入院 -7
「皆さん……」
集まってくれた人たちの多くは、SSLとは関係のない市井の人達だ。自分たちの仕事や生活があるだろうに、こうして僕を助けにきてくれたのかと思うと、文字通り頭の下がる思いだった。
上手く言葉を紡げずにその場に立ちすくんでいると、僕はズボンの裾を引っ張る存在に気がついた。
「君は……」
その女の子は、黒馬事件のときに助けた子だった。上手く目を合わせられないのだろうか。うつむいたまま、僕のズボンにしがみついている。
「まだ上手くしゃべれないけど、お見舞にきてくれたんだよ」
付き添いの女性が、説明をしてくれた。
「そっか……ありがとうね」
「……」
本当なら膝を折って話したかったのだが、体の不自由がもどかしい。上から見下ろす形のまま、ほほ笑む。
女の子は、かすかに頷くとそのまま後ずさりをして去っていった。
「怖いことを思い出させちゃったかな」
「君が傷だらけなのも、原因だと思うよ。人が怪我をしているというだけで、怖いんだ」
「そうですか……」
女性の言うことも、もっともだろう。
「さて……」
「もういいか? 病室にもどろうぜ」
「はい。みなさん、ありがとうございました」
僕はジャヴさんに支えられながら、頭を下げる。
「がんばれよー」
「ゆっくりしたら、戻っておいで」
「皆さんも、気を付けてくださいね」
僕とジャヴさん、ララベルさんは病室を後にする。
「ところで……」
「剣精様なら、見ないね」
「そうですか……」
夜で暇なら、なんとなくあの場所に剣精がいると思ったのだが、
「ふがいない弟子に怒っているのかもしれませんね」
「うーん、剣精様のことだから、それはないと思うけど」
「そういえばララベルさん、ジュリアさんは大丈夫でなんですか?」
「えっ、あ、そうだ! 忘れてた! ジャヴ、レイル君を病室までお願いね」
手を叩くと、ララベルさんは門の方へと走っていった。
「剣精に、新しい技のことを相談したかったんだけどな……」
「ええ……もう次の戦いのことを考えてるのかよ!?」
「それ、リンダさんにも言われました」
ジャヴさんの言葉に、僕は苦笑いをして頭を掻く。
「そりゃそうだろ……バトルマシーンかよ。いくらなんでも、少し休まないとまずいぜ」
「う……」
ジュリアさんが言っていたように、ジャヴさんは見た目ほど無茶な人間ではない。初めて見る、咎めるような視線に耐えられなくなって、僕は慌てて話題をそらす。

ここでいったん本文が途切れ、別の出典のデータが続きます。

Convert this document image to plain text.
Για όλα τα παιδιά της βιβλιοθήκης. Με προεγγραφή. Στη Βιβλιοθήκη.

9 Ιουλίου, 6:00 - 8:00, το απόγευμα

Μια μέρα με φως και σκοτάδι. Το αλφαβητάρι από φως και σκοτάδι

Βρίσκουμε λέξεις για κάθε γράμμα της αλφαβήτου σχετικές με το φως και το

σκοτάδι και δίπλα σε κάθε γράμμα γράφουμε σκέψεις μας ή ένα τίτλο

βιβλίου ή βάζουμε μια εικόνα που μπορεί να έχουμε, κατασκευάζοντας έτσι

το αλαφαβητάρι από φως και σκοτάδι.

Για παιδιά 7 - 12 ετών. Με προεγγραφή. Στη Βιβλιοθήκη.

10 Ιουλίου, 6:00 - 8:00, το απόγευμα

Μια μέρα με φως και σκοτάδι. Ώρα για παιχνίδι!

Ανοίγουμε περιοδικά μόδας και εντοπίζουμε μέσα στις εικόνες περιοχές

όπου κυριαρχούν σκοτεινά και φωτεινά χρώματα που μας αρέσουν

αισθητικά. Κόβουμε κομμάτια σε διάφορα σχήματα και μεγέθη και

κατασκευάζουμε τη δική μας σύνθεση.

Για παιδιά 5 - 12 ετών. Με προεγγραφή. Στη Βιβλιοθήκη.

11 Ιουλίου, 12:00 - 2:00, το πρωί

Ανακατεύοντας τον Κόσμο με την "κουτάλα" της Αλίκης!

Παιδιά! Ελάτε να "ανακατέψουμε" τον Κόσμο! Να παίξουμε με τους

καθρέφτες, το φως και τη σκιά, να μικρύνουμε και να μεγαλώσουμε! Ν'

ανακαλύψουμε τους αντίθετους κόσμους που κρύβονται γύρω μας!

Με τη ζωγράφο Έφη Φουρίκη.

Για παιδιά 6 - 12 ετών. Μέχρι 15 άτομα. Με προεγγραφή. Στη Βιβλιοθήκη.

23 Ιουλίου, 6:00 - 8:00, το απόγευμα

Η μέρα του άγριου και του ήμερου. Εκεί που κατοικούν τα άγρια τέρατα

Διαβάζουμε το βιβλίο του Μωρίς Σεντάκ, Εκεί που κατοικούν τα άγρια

「バトルマシーンか……剣精なら、なんていいますかね?」
「しらん……だが、確かに、剣精なら笑いそうではあるな」
「ちょっと楽しみです」
「……」
だが、剣精が見舞いにくることはなかった。
それどころか、この日を境に剣精は公の場から姿を消す。
翌日にアーツ審査の場所に現れなかった剣精を探すため、王宮や神殿で大掛かりな探索が行われたが、そこは最初から誰もいなかったかのように、もぬけの殻だったという。
僕は怪我が治り退院するまで、剣精の失踪を知らされずに過ごすこととなった。